Both organizations in the partnership must be committed to investing what is required for the partnership to succeed. Ancillary personnel, equipment, supplies, and appropriately trained staff are just some of the essential investments needed at the community hospital.
The appropriate number and type of providers, MDs and APPs, for the specific clinical care model must be supported to ensure high-quality, safe pediatric care. Subspecialists at the tertiary/quaternary hospital must be willing to provide recommendations remotely 24/7/365.
Although most of the partnerships still exist today, a few of them have not lasted. One of the main reasons I believe these partnerships did not continue was a lack of a shared mission between organizations. For example, providing general pediatric inpatient care is not profitable and so these hospital beds are often used for other more profitable service lines in for-profit institutions.
These partnership clinicians face many challenges in providing neonatal and pediatric care in community hospitals. Ancillary services such as laboratory, pharmacy, and radiology are often adult-oriented and therefore, the equipment or processes are not pediatric-specific. Subspecialty support may not be readily available via telephone or telehealth, making the need to transfer patients to a higher level of care more likely.
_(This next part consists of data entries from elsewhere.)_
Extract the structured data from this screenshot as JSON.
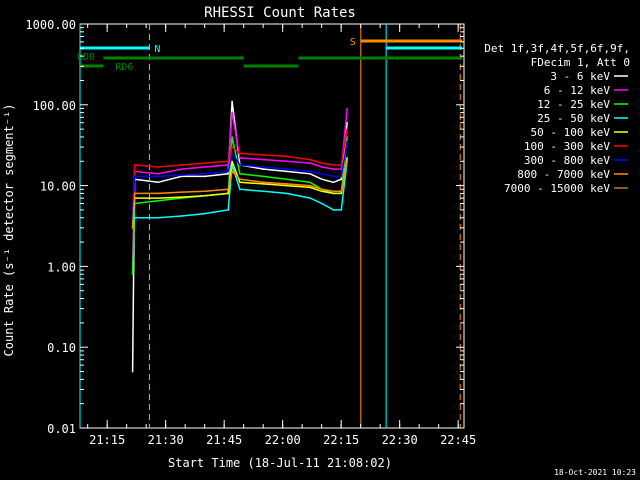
{
  "chart_data": {
    "type": "line",
    "title": "RHESSI Count Rates",
    "xlabel": "Start Time (18-Jul-11 21:08:02)",
    "ylabel": "Count Rate (s⁻¹ detector segment⁻¹)",
    "yscale": "log",
    "ylim": [
      0.01,
      1000
    ],
    "xlim": [
      "21:08:02",
      "22:46:30"
    ],
    "x_ticks": [
      "21:15",
      "21:30",
      "21:45",
      "22:00",
      "22:15",
      "22:30",
      "22:45"
    ],
    "y_ticks": [
      "0.01",
      "0.10",
      "1.00",
      "10.00",
      "100.00",
      "1000.00"
    ],
    "legend_header": [
      "Det 1f,3f,4f,5f,6f,9f,",
      "FDecim 1, Att 0"
    ],
    "legend_position": "right",
    "series": [
      {
        "name": "3 - 6 keV",
        "color": "#ffffff",
        "points": [
          [
            0,
            0.05
          ],
          [
            1,
            12
          ],
          [
            2,
            11
          ],
          [
            3,
            13
          ],
          [
            4,
            13
          ],
          [
            5,
            14
          ],
          [
            6,
            110
          ],
          [
            7,
            18
          ],
          [
            8,
            16
          ],
          [
            9,
            15
          ],
          [
            10,
            14
          ],
          [
            11,
            12
          ],
          [
            12,
            11
          ],
          [
            13,
            12
          ],
          [
            14,
            60
          ]
        ]
      },
      {
        "name": "6 - 12 keV",
        "color": "#ff00ff",
        "points": [
          [
            0,
            1.0
          ],
          [
            1,
            15
          ],
          [
            2,
            14
          ],
          [
            3,
            16
          ],
          [
            4,
            17
          ],
          [
            5,
            18
          ],
          [
            6,
            80
          ],
          [
            7,
            22
          ],
          [
            8,
            21
          ],
          [
            9,
            20
          ],
          [
            10,
            19
          ],
          [
            11,
            17
          ],
          [
            12,
            16
          ],
          [
            13,
            16
          ],
          [
            14,
            90
          ]
        ]
      },
      {
        "name": "12 - 25 keV",
        "color": "#00ff00",
        "points": [
          [
            0,
            0.8
          ],
          [
            1,
            6
          ],
          [
            2,
            6.5
          ],
          [
            3,
            7
          ],
          [
            4,
            7.5
          ],
          [
            5,
            8
          ],
          [
            6,
            40
          ],
          [
            7,
            14
          ],
          [
            8,
            13
          ],
          [
            9,
            12
          ],
          [
            10,
            11
          ],
          [
            11,
            9
          ],
          [
            12,
            8
          ],
          [
            13,
            8
          ],
          [
            14,
            40
          ]
        ]
      },
      {
        "name": "25 - 50 keV",
        "color": "#00ffff",
        "points": [
          [
            0,
            3
          ],
          [
            1,
            4
          ],
          [
            2,
            4
          ],
          [
            3,
            4.2
          ],
          [
            4,
            4.5
          ],
          [
            5,
            5
          ],
          [
            6,
            18
          ],
          [
            7,
            9
          ],
          [
            8,
            8.5
          ],
          [
            9,
            8
          ],
          [
            10,
            7
          ],
          [
            11,
            6
          ],
          [
            12,
            5
          ],
          [
            13,
            5
          ],
          [
            14,
            20
          ]
        ]
      },
      {
        "name": "50 - 100 keV",
        "color": "#ffff00",
        "points": [
          [
            0,
            3
          ],
          [
            1,
            7
          ],
          [
            2,
            7
          ],
          [
            3,
            7.2
          ],
          [
            4,
            7.5
          ],
          [
            5,
            8
          ],
          [
            6,
            20
          ],
          [
            7,
            11
          ],
          [
            8,
            10.5
          ],
          [
            9,
            10
          ],
          [
            10,
            9.5
          ],
          [
            11,
            8.5
          ],
          [
            12,
            8
          ],
          [
            13,
            8
          ],
          [
            14,
            22
          ]
        ]
      },
      {
        "name": "100 - 300 keV",
        "color": "#ff0000",
        "points": [
          [
            0,
            4
          ],
          [
            1,
            18
          ],
          [
            2,
            17
          ],
          [
            3,
            18
          ],
          [
            4,
            19
          ],
          [
            5,
            20
          ],
          [
            6,
            30
          ],
          [
            7,
            25
          ],
          [
            8,
            24
          ],
          [
            9,
            23
          ],
          [
            10,
            21
          ],
          [
            11,
            19
          ],
          [
            12,
            18
          ],
          [
            13,
            18
          ],
          [
            14,
            50
          ]
        ]
      },
      {
        "name": "300 - 800 keV",
        "color": "#0000ff",
        "points": [
          [
            0,
            4
          ],
          [
            1,
            13
          ],
          [
            2,
            13
          ],
          [
            3,
            13.5
          ],
          [
            4,
            14
          ],
          [
            5,
            15
          ],
          [
            6,
            25
          ],
          [
            7,
            18
          ],
          [
            8,
            17
          ],
          [
            9,
            16
          ],
          [
            10,
            15
          ],
          [
            11,
            14
          ],
          [
            12,
            13
          ],
          [
            13,
            13
          ],
          [
            14,
            35
          ]
        ]
      },
      {
        "name": "800 - 7000 keV",
        "color": "#ff8c00",
        "points": [
          [
            0,
            3
          ],
          [
            1,
            8
          ],
          [
            2,
            8
          ],
          [
            3,
            8.3
          ],
          [
            4,
            8.5
          ],
          [
            5,
            9
          ],
          [
            6,
            15
          ],
          [
            7,
            12
          ],
          [
            8,
            11
          ],
          [
            9,
            10.5
          ],
          [
            10,
            10
          ],
          [
            11,
            9
          ],
          [
            12,
            8.5
          ],
          [
            13,
            8.5
          ],
          [
            14,
            20
          ]
        ]
      },
      {
        "name": "7000 - 15000 keV",
        "color": "#b8860b",
        "points": []
      }
    ],
    "x_index_times_min": [
      13.5,
      14,
      20,
      26,
      32,
      38,
      39,
      41,
      47,
      53,
      59,
      62,
      65,
      67,
      68.5
    ],
    "attenuator_bar": [
      {
        "label": "N",
        "color": "#00ffff",
        "from_min": 0,
        "to_min": 17.8
      },
      {
        "label": "S",
        "color": "#ff8c00",
        "from_min": 72,
        "to_min": 98
      },
      {
        "label": "",
        "color": "#00ffff",
        "from_min": 78.5,
        "to_min": 98
      }
    ],
    "decimation_bar": [
      {
        "label": "RD0",
        "from_min": 0,
        "to_min": 6
      },
      {
        "label": "RD6",
        "from_min": 6,
        "to_min": 42
      },
      {
        "label": "",
        "from_min": 42,
        "to_min": 56
      },
      {
        "label": "",
        "from_min": 56,
        "to_min": 98
      }
    ],
    "vertical_markers_min": [
      {
        "min": 0,
        "color": "#00ffff",
        "style": "solid"
      },
      {
        "min": 17.8,
        "color": "#00ffff",
        "style": "dashed"
      },
      {
        "min": 72,
        "color": "#ff8c00",
        "style": "solid"
      },
      {
        "min": 78.5,
        "color": "#00ffff",
        "style": "solid"
      },
      {
        "min": 97.5,
        "color": "#ff8c00",
        "style": "dashed"
      }
    ]
  },
  "footer_timestamp": "18-Oct-2021 10:23"
}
"Building Successful Community Hospital Partnerships Takes Lots Of Time, Hard Work, Financial Investment, And Personal Commitment"
As one of the physician leaders of these partnership clinicians, it is my responsibility to grow and maintain engagement with these clinicians despite the geographic challenges. Regularly scheduled video conferences with the site leaders to discuss local challenges and share ideas for solutions are critical to maintaining engagement. Working as a clinician at the partnership sites provides firsthand experience to the leaders and creates professional camaraderie between the leaders and the partnership clinicians.
We know how important it is for clinicians working anywhere to feel valued for the work they do. It is also important for these clinicians to feel like they are a part of the local community they serve. We encourage our clinicians to live in these communities rather than commute so that they feel a bond with the community they serve. We encourage them to volunteer their time so that they can learn more about the needs of the community they serve.
Building successful community hospital partnerships takes lots of time, hard work, financial investment, and personal commitment. If done right, community partnerships create a win-win for both institutions. Keeping sick infants and children in their local community hospital by providing high-quality pediatric care is good for medicine and society as a whole.